The first step of the process is to make sure that you can prove UK ancestry. This can be done with the following documents:

  • Your birth certificate.
  • Birth certificate of the parent and grandparent.
  • Marriage certificates for your parents and grandparents (if they were married).
  • Legal adoption papers (if applicable).

Other documents to include in the application are:

  • Your current passport.
  • Proof of funds to support yourself.
  • A negative TB test result (depending on the country where you’re from).
  • Official documents if you plan to bring a partner with you e.g. marriage certificate.
  • Biometric information (fingerprints and photograph).
  • Evidence that you intend to work.

Another thing to consider is the fee. Applications cost £516 plus a healthcare surcharge, so that needs to be factored into the budget.

Once an application has been submitted, decisions usually take three weeks, but you can pay an additional fee for a priority service.

How long can I stay in the UK?

The leave to remain, which means the length of time that you can stay in the country, is quite generous with the UK Ancestry Visa.

The initial time period granted for approved applications is five years, and the visa can then be extended for another five years.

If after the first five years you want to stay in the UK on a permanent basis, you can even apply for indefinite leave to remain.

What else can I do with the visa?

For people with British heritage and connections to the country, this visa route offers a pathway to settling permanently in the UK and even British citizenship.

Or, if long-term settlement is not for you, the Ancestry Visa can simply be used as an opportunity to explore your heritage and experience living and working in the UK before heading back home.

The UK Ancestry Visa also allows you to study and bring family members (partner and children under 21) with you.

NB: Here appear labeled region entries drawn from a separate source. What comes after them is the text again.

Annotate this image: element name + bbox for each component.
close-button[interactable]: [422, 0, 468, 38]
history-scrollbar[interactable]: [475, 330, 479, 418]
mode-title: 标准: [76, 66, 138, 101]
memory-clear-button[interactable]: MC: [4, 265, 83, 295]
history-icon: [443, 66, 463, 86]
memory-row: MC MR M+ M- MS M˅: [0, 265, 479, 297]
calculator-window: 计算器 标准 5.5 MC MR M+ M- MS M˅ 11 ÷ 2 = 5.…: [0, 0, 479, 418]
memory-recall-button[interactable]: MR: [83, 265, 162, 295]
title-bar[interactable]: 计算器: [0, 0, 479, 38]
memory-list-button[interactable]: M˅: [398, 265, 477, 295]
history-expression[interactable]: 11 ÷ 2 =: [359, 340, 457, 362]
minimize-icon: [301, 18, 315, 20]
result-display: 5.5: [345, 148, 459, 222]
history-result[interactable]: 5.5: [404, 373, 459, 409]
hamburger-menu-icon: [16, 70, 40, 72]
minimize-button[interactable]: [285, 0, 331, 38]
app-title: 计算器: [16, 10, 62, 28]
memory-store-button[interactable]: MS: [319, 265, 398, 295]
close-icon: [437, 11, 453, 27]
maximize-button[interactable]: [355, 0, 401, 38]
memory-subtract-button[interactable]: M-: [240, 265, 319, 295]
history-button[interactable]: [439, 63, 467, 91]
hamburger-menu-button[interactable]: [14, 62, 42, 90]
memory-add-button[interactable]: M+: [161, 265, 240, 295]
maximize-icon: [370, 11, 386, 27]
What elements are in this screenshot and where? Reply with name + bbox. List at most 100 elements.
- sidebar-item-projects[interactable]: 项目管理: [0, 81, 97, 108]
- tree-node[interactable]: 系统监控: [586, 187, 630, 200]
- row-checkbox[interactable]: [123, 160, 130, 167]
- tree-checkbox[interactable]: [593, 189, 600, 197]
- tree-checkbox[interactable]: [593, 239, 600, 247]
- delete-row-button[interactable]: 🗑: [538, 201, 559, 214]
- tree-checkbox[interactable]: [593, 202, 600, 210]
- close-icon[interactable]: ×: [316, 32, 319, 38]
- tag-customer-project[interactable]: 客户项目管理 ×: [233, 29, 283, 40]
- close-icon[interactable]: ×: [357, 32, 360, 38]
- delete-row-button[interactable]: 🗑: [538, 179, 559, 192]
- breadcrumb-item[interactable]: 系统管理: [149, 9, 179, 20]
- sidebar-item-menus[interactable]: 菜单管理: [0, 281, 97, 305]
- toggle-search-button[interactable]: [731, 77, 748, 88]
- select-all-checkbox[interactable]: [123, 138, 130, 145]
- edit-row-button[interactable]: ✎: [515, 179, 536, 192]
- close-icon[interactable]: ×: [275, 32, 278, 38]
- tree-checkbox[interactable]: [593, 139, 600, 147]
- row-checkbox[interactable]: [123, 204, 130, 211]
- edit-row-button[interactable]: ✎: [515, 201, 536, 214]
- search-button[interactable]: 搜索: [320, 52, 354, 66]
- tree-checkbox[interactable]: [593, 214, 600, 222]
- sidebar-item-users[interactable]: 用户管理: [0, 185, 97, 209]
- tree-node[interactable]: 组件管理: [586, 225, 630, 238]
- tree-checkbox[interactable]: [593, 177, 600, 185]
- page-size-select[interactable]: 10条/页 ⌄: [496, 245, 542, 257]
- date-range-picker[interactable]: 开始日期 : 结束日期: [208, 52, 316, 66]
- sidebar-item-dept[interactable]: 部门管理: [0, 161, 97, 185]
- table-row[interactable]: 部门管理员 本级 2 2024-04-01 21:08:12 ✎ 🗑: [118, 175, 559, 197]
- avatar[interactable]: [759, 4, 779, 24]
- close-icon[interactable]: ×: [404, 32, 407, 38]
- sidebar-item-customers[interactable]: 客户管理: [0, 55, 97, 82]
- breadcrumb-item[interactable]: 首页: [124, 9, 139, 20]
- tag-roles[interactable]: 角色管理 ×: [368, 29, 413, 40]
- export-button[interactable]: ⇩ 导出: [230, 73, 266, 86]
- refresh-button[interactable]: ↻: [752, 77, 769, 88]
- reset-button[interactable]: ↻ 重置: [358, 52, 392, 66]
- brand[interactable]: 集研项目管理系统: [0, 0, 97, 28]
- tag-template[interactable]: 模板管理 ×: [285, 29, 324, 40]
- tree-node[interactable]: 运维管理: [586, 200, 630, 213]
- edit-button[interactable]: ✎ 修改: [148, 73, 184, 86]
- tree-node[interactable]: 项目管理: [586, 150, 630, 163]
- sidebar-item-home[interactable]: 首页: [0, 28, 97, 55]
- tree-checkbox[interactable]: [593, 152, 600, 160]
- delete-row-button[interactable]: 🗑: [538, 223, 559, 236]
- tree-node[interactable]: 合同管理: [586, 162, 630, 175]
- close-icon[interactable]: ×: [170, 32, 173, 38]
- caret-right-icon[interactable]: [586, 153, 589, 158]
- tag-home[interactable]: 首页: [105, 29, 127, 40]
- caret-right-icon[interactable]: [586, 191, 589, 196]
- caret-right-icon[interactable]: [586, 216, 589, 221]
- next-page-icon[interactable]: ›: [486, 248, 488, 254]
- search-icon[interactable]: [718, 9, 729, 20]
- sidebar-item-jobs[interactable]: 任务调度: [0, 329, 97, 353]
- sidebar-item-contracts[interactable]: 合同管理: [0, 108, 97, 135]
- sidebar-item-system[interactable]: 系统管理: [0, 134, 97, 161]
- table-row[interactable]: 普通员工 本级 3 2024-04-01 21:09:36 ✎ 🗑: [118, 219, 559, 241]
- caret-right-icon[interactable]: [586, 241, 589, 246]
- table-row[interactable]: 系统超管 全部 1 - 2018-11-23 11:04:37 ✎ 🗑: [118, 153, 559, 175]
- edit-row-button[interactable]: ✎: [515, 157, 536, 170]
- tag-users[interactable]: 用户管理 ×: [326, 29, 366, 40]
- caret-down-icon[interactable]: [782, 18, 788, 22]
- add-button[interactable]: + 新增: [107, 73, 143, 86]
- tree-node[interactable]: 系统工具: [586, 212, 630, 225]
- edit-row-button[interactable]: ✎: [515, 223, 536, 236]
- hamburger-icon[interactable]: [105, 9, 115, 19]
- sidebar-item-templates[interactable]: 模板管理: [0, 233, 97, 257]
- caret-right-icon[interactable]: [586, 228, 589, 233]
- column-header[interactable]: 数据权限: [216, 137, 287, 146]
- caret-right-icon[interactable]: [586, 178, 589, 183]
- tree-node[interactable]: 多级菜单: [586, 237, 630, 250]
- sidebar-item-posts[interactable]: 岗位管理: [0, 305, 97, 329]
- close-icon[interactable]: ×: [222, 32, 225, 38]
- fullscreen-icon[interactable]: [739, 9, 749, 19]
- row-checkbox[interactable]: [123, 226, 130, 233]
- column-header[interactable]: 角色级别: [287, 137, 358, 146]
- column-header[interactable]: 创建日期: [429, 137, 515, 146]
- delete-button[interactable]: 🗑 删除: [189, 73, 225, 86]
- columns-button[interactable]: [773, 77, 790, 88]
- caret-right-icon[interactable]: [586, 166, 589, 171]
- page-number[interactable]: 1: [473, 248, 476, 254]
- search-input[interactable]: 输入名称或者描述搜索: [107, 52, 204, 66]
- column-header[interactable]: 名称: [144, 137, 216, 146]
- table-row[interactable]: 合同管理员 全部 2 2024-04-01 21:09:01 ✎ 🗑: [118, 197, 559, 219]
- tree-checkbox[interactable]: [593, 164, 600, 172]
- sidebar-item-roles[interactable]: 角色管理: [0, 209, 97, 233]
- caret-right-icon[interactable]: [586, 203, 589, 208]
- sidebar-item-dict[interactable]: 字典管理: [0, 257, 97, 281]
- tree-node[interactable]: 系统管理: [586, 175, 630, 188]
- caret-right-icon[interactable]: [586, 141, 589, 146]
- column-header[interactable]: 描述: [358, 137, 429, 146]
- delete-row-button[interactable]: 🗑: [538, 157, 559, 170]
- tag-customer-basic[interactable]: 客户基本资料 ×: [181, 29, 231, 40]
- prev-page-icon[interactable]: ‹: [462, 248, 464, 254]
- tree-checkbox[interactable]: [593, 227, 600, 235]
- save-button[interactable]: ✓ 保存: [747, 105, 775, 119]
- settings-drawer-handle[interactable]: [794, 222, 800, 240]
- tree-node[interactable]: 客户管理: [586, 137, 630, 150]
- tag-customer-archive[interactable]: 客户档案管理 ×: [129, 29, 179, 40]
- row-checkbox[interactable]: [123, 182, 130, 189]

But you cannot access public funds, so you must be able to work, including in self-employment.

A flexible visa option

The UK Ancestry Visa is considered by many immigration specialists as one of the most flexible and least restrictive visa options for moving to the UK.

The main reason for this is that you don’t need a job offer or sponsorship to secure the visa, which means you can work in any job. You can even study without having to apply for a student visa.

The only prerequisite is that you can prove your British ancestry. After that, the application process should be fairly simple, and you can look forward to starting a new life in the UK.